L’agriculture perd 70 000 hectares par an
Les sols artificialisés continuent de s’étendre. Ils ont gagné 490 000 hectares entre 2006 et 2014. Essentiellement au détriment de l’agriculture, qui a perdu 70 000 hectares par an sur la période.
Les bâtiments, les routes, les parkings, mais aussi les parcs et jardins se développent chaque année sur les terres agricoles et les espaces naturels. Selon Agreste Primeur, ces sols artificialisés ont ainsi gagné 491 000 hectares entre 2006 et 2014, soit environ 60 000 ha/an en moyenne. Ils couvrent désormais 5,1 millions d’hectares, soit 9,3 % du territoire métropolitain.
La superficie des espaces naturels (sols boisés, landes et friches essentiellement, mais aussi sols nus naturels et zones humides qui occupent 22,8 millions d’hectares, soit 40 % du territoire) reste relativement stable (+ 75 000 ha sur la période, soit près de 10 000 ha/an), sous l’effet de deux mouvements contradictoires. D’un côté, ils reculent face à la poussée de l’urbanisation (- 157 000 ha), de l’autre, ils gagnent des terres abandonnées par l’agriculture (+ 231 000 ha). Quant aux terres agricoles qui occupent plus de la moitié du territoire avec 28 millions d’hectares (51 %), elles ont perdu 566 000 ha sur la période, soit 70 000 ha/an, en moyenne, depuis 2006.

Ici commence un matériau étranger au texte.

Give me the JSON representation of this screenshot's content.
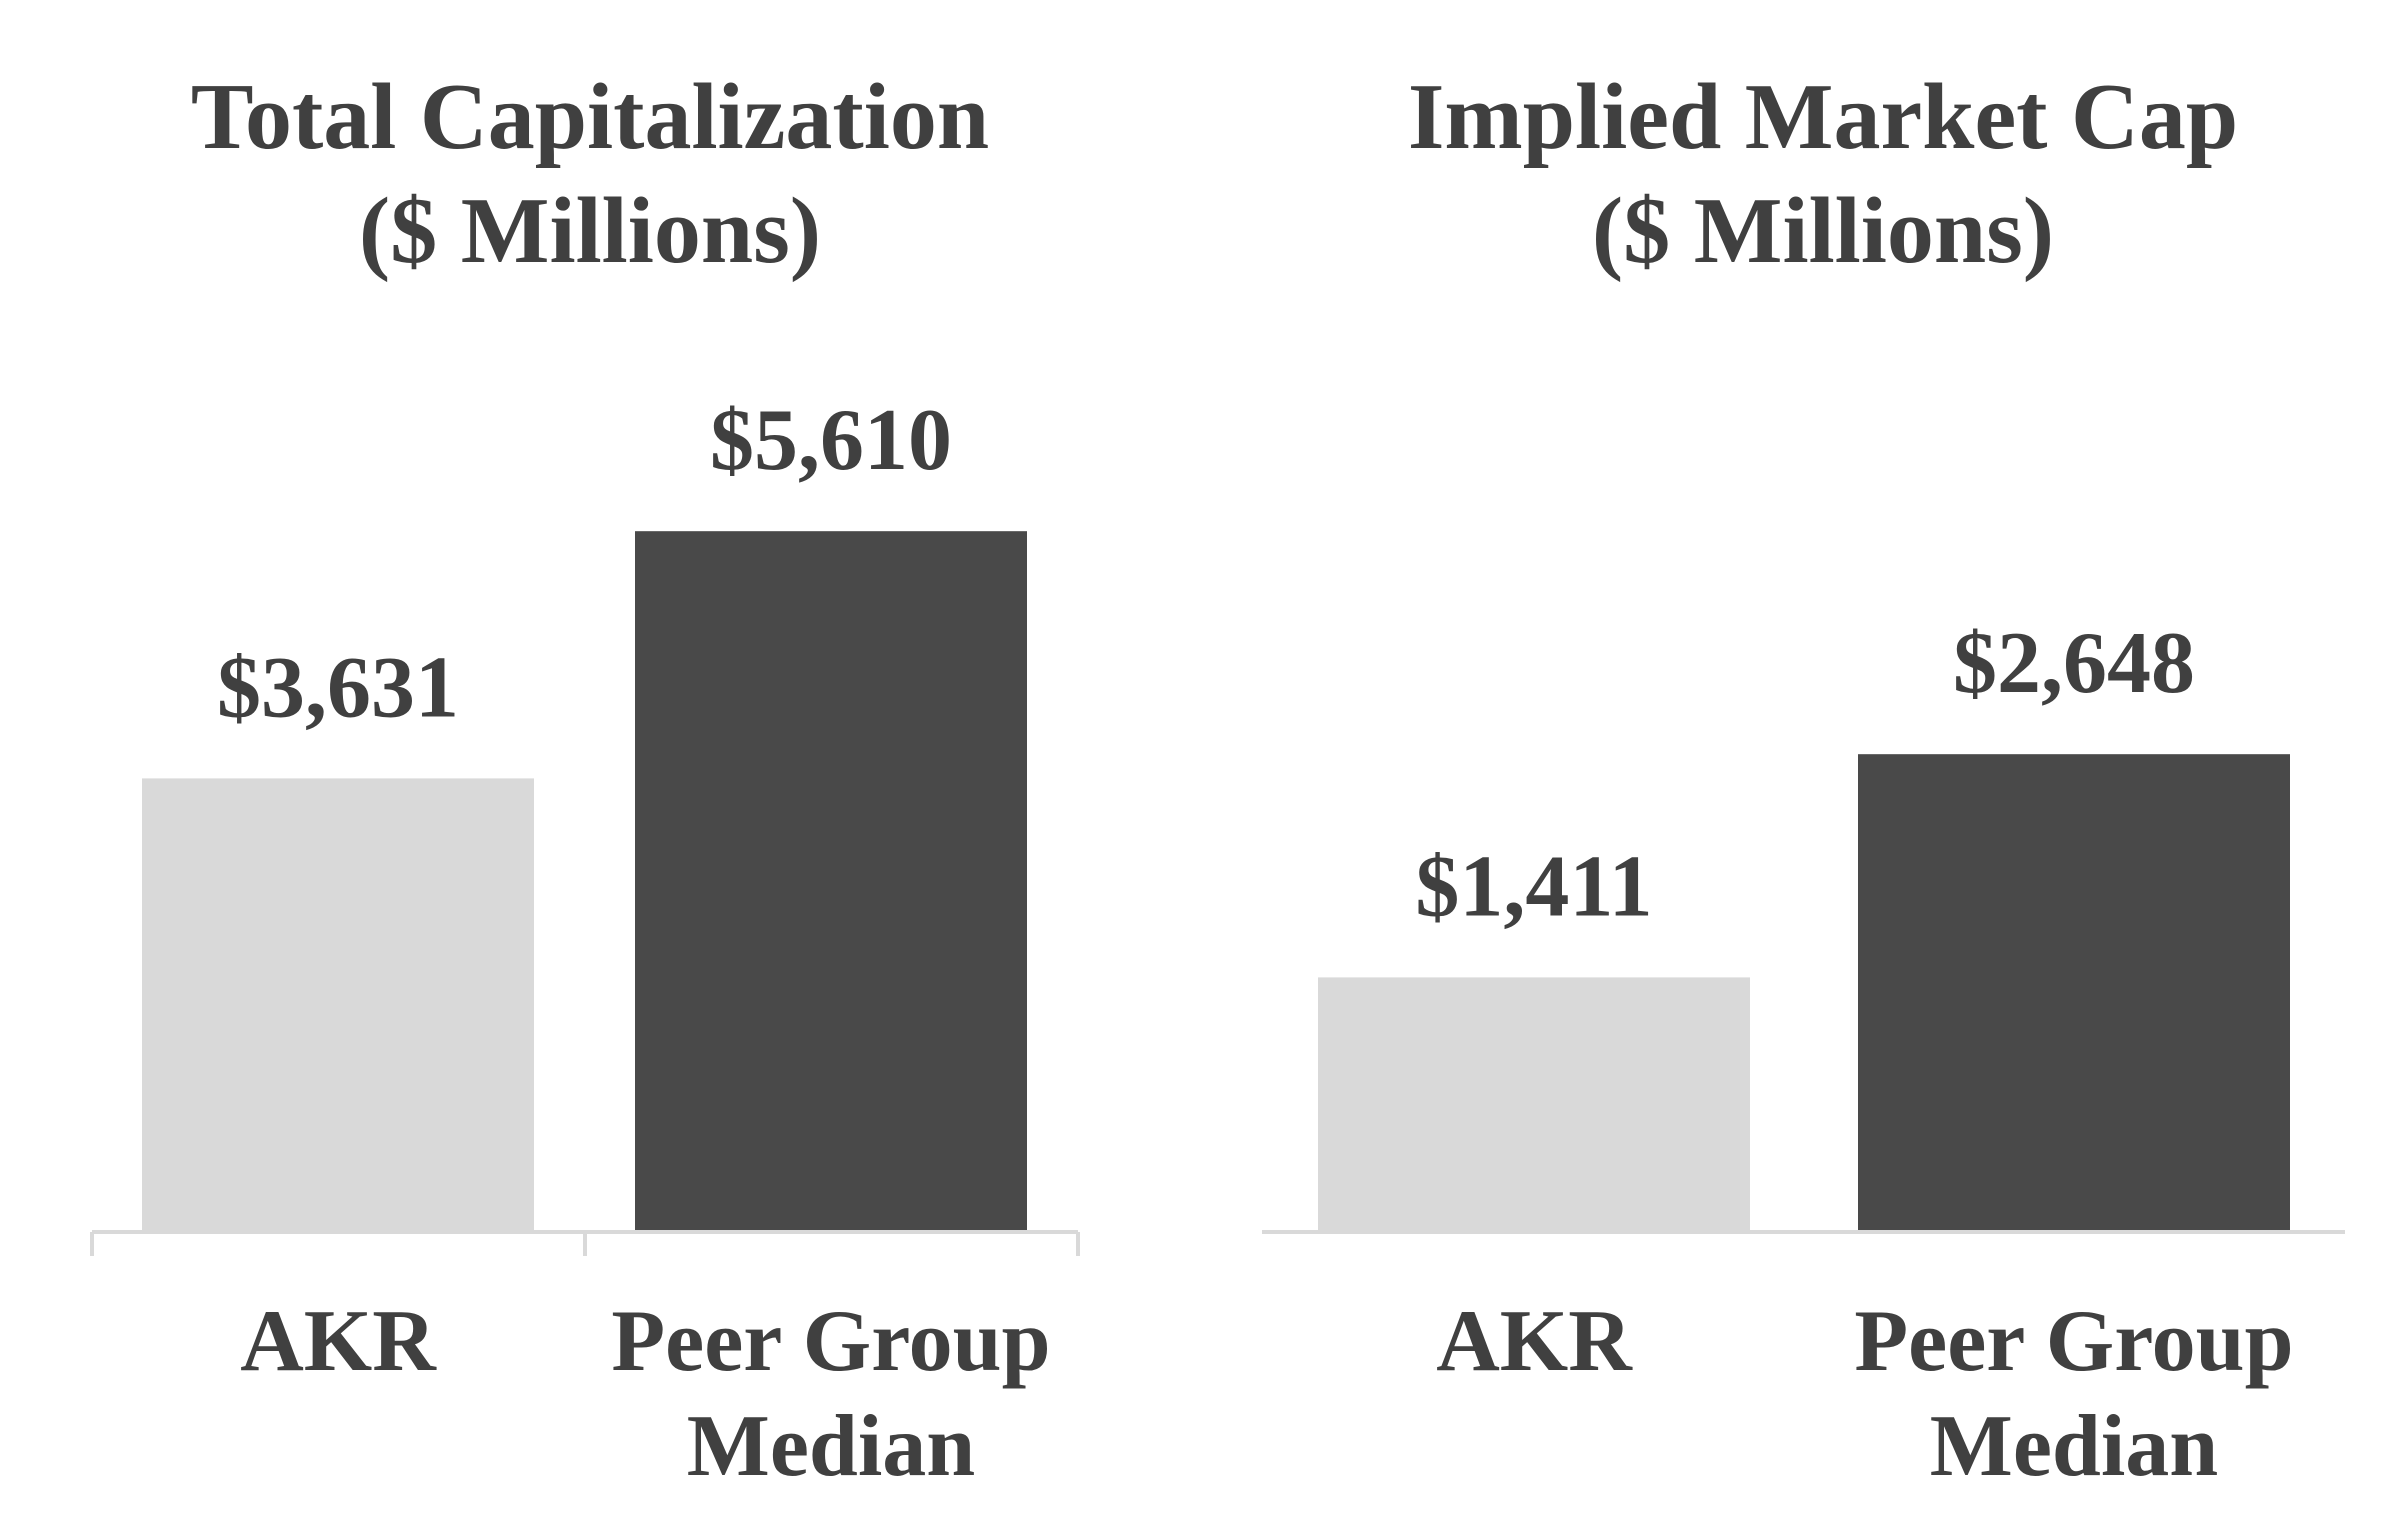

Après un pic de 83 000 ha entre 2006 et 2008, l’augmentation des surfaces artificialisées a eu tendance à se ralentir depuis. A l’origine de cette évolution, explique Agreste Primeur, la crise économique qui a fortement impacté la construction et freiné les projets d’infrastructures et de chantiers. Mais aussi les premiers effets des politiques publiques de préservation des espaces agricoles, naturels et forestiers (lois Grenelle sur l’environnement et loi de modernisation de l’agriculture et de la pêche de 2010, qui a créé l’Observatoire national de la consommation des espaces agricoles et les commissions départementales de la consommation des espaces agricoles).

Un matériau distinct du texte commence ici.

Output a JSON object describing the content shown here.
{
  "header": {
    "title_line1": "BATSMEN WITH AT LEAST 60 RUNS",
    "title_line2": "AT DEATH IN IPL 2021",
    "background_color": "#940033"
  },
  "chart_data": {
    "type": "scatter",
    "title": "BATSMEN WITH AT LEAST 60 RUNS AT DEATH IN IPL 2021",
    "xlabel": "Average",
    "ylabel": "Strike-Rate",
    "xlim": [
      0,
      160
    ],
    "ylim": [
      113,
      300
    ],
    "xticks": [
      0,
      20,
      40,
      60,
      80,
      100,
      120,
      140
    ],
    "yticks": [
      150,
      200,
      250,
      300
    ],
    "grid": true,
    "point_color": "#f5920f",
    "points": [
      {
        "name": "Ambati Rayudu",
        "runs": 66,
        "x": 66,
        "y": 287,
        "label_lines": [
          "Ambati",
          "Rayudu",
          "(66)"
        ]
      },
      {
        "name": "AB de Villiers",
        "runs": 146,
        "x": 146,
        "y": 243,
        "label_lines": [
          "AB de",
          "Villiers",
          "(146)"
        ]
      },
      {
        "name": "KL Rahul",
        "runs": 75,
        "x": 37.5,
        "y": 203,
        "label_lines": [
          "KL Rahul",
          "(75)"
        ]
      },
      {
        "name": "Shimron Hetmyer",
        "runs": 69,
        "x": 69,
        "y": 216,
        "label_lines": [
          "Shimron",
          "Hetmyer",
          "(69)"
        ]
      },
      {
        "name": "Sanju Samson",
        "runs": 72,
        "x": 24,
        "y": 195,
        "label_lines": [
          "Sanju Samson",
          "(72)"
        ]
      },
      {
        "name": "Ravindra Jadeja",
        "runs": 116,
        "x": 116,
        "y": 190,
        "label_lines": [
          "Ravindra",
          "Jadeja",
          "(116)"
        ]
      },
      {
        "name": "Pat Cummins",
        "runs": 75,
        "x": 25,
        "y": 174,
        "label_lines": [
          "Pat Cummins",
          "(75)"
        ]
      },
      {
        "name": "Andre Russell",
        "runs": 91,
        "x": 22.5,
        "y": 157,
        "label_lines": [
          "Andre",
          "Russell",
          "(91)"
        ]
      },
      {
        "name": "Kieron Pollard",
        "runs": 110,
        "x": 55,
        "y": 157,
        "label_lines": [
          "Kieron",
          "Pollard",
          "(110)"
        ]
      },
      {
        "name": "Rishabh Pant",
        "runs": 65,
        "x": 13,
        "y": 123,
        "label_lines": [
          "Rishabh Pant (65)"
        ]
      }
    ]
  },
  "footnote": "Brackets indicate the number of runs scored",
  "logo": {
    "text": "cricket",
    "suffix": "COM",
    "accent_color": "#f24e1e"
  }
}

L’artificialisation des sols entre 2006 et 2014 s’est faite pour les deux tiers aux dépens des terres agricoles. Un bilan qui s’explique par la géographie des différentes espaces agricoles et naturels. «On construit dans les plaines et en zone périurbaine, où l’agriculture domine, plutôt que dans les espaces difficilement accessibles tels que les massifs montagneux. Cette tendance est accentuée pour certains usages du sol : l’habitat individuel, les chantiers, les services publics et les activités industrielles se développent à plus de 70 % sur les terrains agricoles. Tandis que les réseaux routiers ou les infrastructures de sport et de loisirs s’étendent à part égale sur les espaces naturels et agricoles», expliquent les auteurs de l’étude.
Maisons individuelles
En termes d’utilisation du sol, l’habitat individuel est la première cause d’artificialisation des terres. Sur les 491 000 ha de terres artificialisées entre 2006 et 2014, 46 % ont été consommés par des maisons individuelles, avec leurs jardins et annexes, soit 228 000 ha. «Cette expansion est due à la croissance de la population qui a augmenté de 1,6 million de personnes entre 2007 et 2012, mais aussi du choix des ménages qui privilégient la maison individuelle», note Agreste Primeur. Arrivent ensuite les réseaux routiers responsables à eux seuls de 16 % des surfaces consommées pendant la période, soit 79 000 ha.
L’agriculture contribue également à l’artificialisation des terres, avec 40 000 ha dédiés à la création de nouveaux bâtiments, d’aires de stockage ou de chemins d’exploitation. Les chantiers et activités de construction pour le bâtiment et le génie civil ont consommé un peu plus de 30 000 ha, les sports et les loisirs presque autant, le commerce, les services un peu moins de 20 000 ha, et 10 000 ha pour les activités industrielles.
Géographiquement, l’artificialisation est à relier à l’évolution démographique de notre territoire. Elle est importante dans le quart sud-est (Bouches-du-Rhône, Var, Vaucluse), où l’urbanisation progresse fortement, comme en Haute-Savoie et l’Ain, sous l’aire d’influence de Genève. La progression de l’artificialisation est également importante dans l’ouest du pays, avec l’étalement des zones urbaines de Nantes, Rennes ou Bordeaux et, dans une moindre mesure, en région parisienne, faute de terres disponibles. En revanche, ces surfaces soustraites de l’agriculture s’étendent moins vite dans les départements à faible croissance démographique, ceux de la diagonale nord-est-sud-ouest, en particulier comme les Ardennes, l’Allier, l’Ardèche ou la Lozère, où l’évolution des sols artificialisés n’est pas significative.